2014 death of the President of Zambia

Michael Sata, the fifth president of Zambia, died on 28 October 2014 in London at the age of 77, after suffering from an undisclosed severe illness. The state funeral took place on 11 November and was attended by nine heads of state, nine foreign representatives, two heads of multilateral organizations and two former African political leaders.

==Illness and death==
On 19 October 2014, Sata left the country for a medical check-up in the United Kingdom, leaving Defence Minister Edgar Lungu in charge in his absence. Sata's absence from public view, given that the fiftieth anniversary of the country's independence was four days away, speculated rumours on the status of Sata's health. Sata died at King Edward VII's Hospital in London on 28 October, with his wife, Christine and son Mulenga by his bedside. Vice President Guy Scott became acting president until a presidential by-election could be held, making him the first head of state of European descent in Africa since F. W. de Klerk in apartheid-era South Africa, and the first ever under a democratic system.

==Funeral dignitaries==

| Country | Title | Dignitary |
|---|---|---|
| Kenya | President | Uhuru Kenyatta |
| Madagascar | President | Hery Rajaonarimampianina |
| Malawi | Vice President | Saulos Chilima |
| Mozambique | President | Armando Guebuza |
| Namibia | President | Hifikepunye Pohamba |
| South Africa | Deputy President | Cyril Ramaphosa |
| Swaziland | Prime Minister | Barnabas Sibusiso Dlamini |
| Tanzania | Vice President | Mohamed Gharib Bilal |
| Zimbabwe | President | Robert Mugabe |

===Government representatives===

| Country | Title | Dignitary |
|---|---|---|
| Angola | Speaker | Fernando dos Santos |
| China | Minister of Housing and Urban-Rural Development | Chen Zhenggao |
| Ethiopia | Speaker | Abadula Gemeda |
| Ghana | Minister of Central Region | Aquinas Tawiah Quansah |
| Sahrawi Republic | Minister of Foreign Affairs | Mohamed Salem Ould Salek |
| South Africa | First Lady | Bongekile Zuma |
| Tanzania | Speaker | Anne Makinda |
| United Kingdom | Countess of Wessex | Sophie |
| Zimbabwe | First Lady | Grace Mugabe |

===Heads of multilateral organizations===

| Organisation | Title | Dignitary |
|---|---|---|
| African Union | Chairperson | Nkosazana Dlamini-Zuma |
| Southern African Development Community | Executive Secretary | Stergomena Tax |

===Former leaders===

| Country | Title | Dignitary |
|---|---|---|
| Botswana | 3rd President | Festus Mogae |
| Nigeria | Head of State | Yakubu Gowon |

== Reactions ==

=== Domestic ===
Sata's predecessor, Rupiah Banda, said that Sata "was more than a public servant.
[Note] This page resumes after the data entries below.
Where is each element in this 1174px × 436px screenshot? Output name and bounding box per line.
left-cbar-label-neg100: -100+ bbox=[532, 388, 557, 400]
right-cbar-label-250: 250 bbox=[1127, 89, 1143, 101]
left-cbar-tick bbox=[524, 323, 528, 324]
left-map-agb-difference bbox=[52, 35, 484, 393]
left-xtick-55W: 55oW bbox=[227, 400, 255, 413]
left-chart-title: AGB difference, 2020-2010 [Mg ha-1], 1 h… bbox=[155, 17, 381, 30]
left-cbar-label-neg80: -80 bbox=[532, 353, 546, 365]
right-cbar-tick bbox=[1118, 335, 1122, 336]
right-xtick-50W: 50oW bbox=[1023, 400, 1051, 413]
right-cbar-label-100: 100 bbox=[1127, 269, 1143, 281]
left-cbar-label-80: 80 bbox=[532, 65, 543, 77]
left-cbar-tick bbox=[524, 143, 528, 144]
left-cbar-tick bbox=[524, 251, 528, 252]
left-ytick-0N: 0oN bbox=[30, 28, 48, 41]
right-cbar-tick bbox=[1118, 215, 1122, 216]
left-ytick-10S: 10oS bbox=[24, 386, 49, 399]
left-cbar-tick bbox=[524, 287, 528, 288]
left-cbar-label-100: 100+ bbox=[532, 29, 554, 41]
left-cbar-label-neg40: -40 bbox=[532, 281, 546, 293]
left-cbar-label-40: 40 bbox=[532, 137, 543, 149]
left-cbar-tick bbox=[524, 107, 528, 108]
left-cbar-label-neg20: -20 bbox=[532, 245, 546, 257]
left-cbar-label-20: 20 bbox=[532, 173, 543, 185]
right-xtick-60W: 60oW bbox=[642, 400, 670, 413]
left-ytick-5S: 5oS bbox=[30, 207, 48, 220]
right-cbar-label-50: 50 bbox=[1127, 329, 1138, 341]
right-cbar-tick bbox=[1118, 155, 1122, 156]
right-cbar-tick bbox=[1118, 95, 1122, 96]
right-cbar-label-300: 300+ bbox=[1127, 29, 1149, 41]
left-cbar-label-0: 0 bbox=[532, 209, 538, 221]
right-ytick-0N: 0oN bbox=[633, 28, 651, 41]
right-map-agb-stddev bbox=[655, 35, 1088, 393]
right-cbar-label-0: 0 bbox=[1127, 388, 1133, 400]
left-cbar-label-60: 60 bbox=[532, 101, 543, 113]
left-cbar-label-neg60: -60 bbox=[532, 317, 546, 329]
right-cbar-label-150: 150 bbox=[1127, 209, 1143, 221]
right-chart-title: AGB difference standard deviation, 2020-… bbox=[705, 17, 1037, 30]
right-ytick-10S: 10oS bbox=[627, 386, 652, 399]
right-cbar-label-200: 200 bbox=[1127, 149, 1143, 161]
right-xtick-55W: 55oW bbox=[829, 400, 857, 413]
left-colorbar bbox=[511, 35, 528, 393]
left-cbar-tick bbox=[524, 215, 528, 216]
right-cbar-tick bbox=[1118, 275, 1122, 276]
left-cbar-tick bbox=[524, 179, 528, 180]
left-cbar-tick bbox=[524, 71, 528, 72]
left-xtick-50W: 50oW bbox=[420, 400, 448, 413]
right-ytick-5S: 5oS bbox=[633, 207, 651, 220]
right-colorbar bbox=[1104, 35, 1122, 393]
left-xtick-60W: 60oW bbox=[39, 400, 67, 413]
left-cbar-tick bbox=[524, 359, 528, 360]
He was a passionate competitor, a man of conviction and determination. He was also a loving son, a husband, a father, and friend to me, despite everything we've been through, a friend. Above all, Michael Sata was a Zambian, in body, soul, and spirit. We have gone through this before as a country and we made it to the other side because we were united. Let this be a time that we set aside the ideas that separate us, and embrace the humanity and dignity that unites us as a country and defines us as a people."
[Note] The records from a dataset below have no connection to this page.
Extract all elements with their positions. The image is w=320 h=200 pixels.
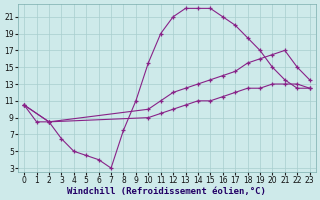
X-axis label: Windchill (Refroidissement éolien,°C): Windchill (Refroidissement éolien,°C) [68, 187, 266, 196]
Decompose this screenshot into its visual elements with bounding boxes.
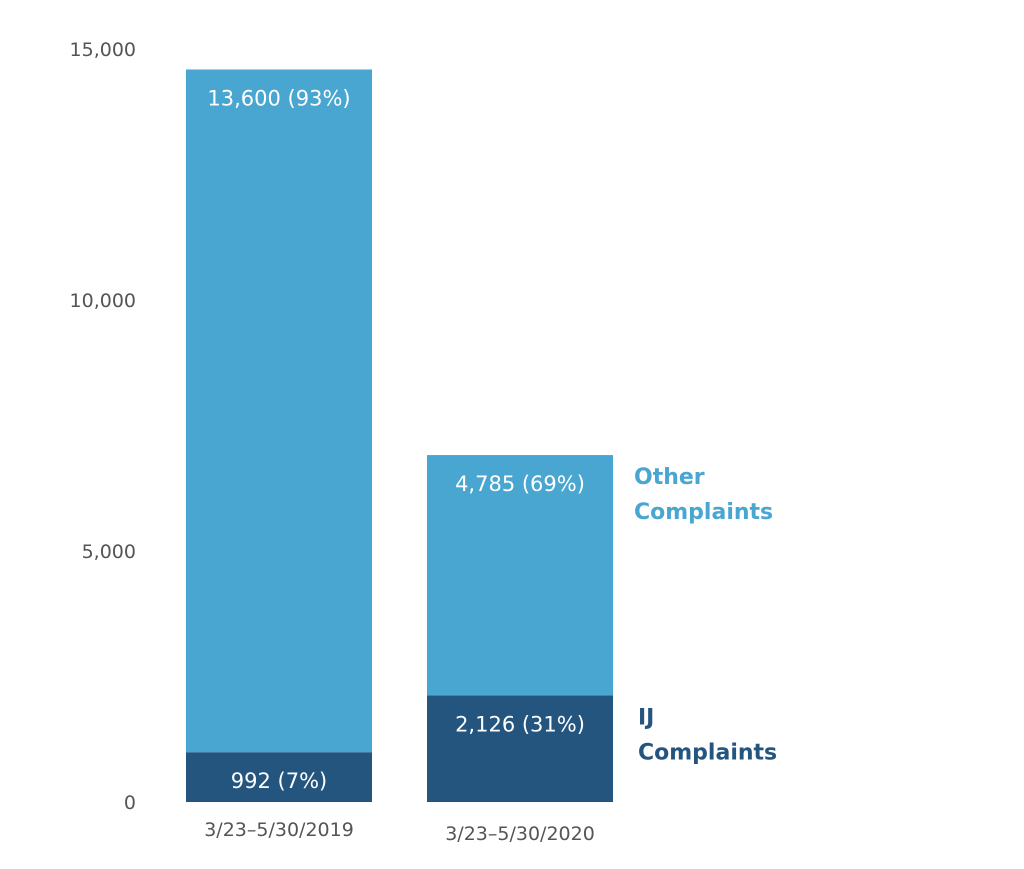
bar-segment <box>427 695 613 802</box>
series-label: IJ <box>638 705 654 730</box>
x-axis: 3/23–5/30/2019 3/23–5/30/2020 <box>204 819 595 845</box>
bars: 992 (7%) 13,600 (93%) 2,126 (31%) 4,785 (69… <box>186 69 613 802</box>
bar-value-label: 4,785 (69%) <box>455 472 585 496</box>
series-label: Complaints <box>638 740 777 765</box>
x-category-label: 3/23–5/30/2019 <box>204 819 354 841</box>
y-axis: 0 5,000 10,000 15,000 <box>70 39 136 814</box>
series-label: Complaints <box>634 500 773 525</box>
x-category-label: 3/23–5/30/2020 <box>445 823 595 845</box>
y-tick-label: 15,000 <box>70 39 136 61</box>
bar-segment <box>427 455 613 696</box>
y-tick-label: 0 <box>124 792 136 814</box>
bar-segment <box>186 752 372 802</box>
y-tick-label: 5,000 <box>82 541 136 563</box>
y-tick-label: 10,000 <box>70 290 136 312</box>
series-label: Other <box>634 465 705 490</box>
bar-value-label: 13,600 (93%) <box>207 86 350 110</box>
legend: IJ Complaints Other Complaints <box>634 465 777 765</box>
bar-segment <box>186 69 372 753</box>
bar-value-label: 992 (7%) <box>231 769 327 793</box>
bar-value-label: 2,126 (31%) <box>455 712 585 736</box>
Mark Chona, former special assistant to Kenneth Kaunda, Zambia's first president, said: "We are very devastated because he was a very hard working and committed president and leader. He was extremely passionate about anything he had decided to achieve."

=== International ===
The South African government (which Vice President Scott had previously irritated by calling "backwards") issued a statement that read: "President Sata belongs to the generation of leaders produced by Zambia during the colonial times and gallantly pursued the anti-colonial struggle. His death reminds the people of South Africa of Zambia’s immeasurable sacrifice and the sterling leadership role that Zambia played in ridding the African continent of the yoke of colonial domination and apartheid rule."

Kenyan President Uhuru Kenyatta hailed Sata as an "outstanding son of Africa" and added: "He was gifted with unique, admirable abilities and strong values."

The Foreign Secretary of Zambia's former colonial power Britain, Philip Hammond, said: "[Sata] played a commanding role in the public life of his country over three decades...and finally as president."